Pleasantview Township is a civil township of Emmet County in the U.S. state of Michigan. The population was 918 at the 2020 census.

==Geography==
According to the United States Census Bureau, the township has a total area of 35.69 sqmi, of which 35.60 sqmi is land and 0.09 sqmi (0.03%) is water.

==Demographics==
As of the census of 2000, there were 943 people, 313 households, and 224 families residing in the township. The population density was 26.4 PD/sqmi. There were 754 housing units at an average density of 21.1 per square mile (8.2/km^{2}). The racial makeup of the township was 87.91% White, 7.42% African American, 1.80% Native American, 0.42% Asian, 0.42% from other races, and 2.01% from two or more races. Hispanic or Latino of any race were 0.74% of the population.

There were 313 households, out of which 35.8% had children under the age of 18 living with them, 62.3% were married couples living together, 6.7% had a female householder with no husband present, and 28.4% were non-families. 22.4% of all households were made up of individuals, and 4.5% had someone living alone who was 65 years of age or older. The average household size was 2.58 and the average family size was 3.04.

In the township the population was spread out, with 23.9% under the age of 18, 7.3% from 18 to 24, 39.8% from 25 to 44, 18.8% from 45 to 64, and 10.3% who were 65 years of age or older. The median age was 35 years. For every 100 females, there were 139.3 males. For every 100 females age 18 and over, there were 150.2 males.

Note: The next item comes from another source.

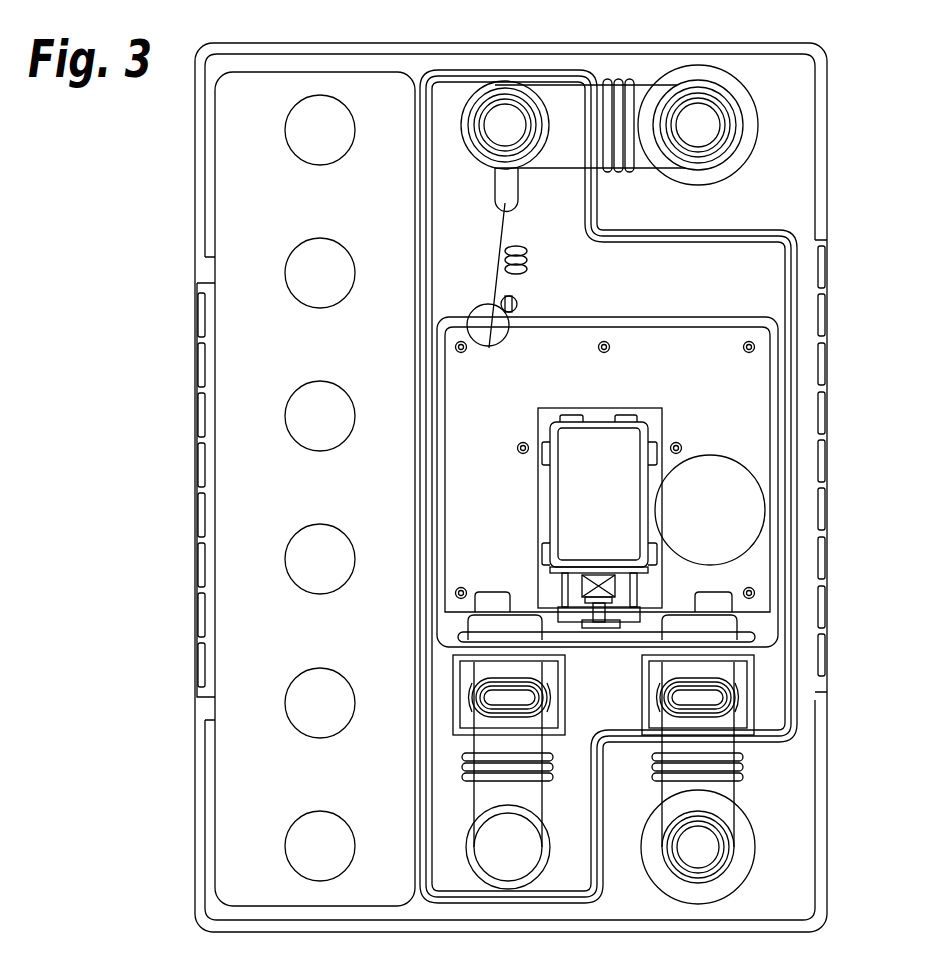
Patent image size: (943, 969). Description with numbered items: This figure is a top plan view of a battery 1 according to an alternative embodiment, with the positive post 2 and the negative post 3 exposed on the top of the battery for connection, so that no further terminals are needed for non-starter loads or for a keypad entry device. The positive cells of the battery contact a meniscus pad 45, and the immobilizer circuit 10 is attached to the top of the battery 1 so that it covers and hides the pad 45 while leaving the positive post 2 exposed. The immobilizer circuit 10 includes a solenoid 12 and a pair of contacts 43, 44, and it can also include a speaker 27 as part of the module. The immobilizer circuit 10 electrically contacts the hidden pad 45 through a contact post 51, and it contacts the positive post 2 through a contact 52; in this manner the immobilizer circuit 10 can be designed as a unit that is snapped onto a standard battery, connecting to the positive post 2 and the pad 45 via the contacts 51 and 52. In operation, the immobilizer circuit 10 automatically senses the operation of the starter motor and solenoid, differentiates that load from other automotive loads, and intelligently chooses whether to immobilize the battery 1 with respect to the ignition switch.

The median income for a household in the township was $42,333, and the median income for a family was $45,833. Males had a median income of $34,750 versus $26,250 for females. The per capita income for the township was $20,332. About 2.0% of families and 4.5% of the population were below the poverty line, including 2.8% of those under age 18 and 2.6% of those age 65 or over.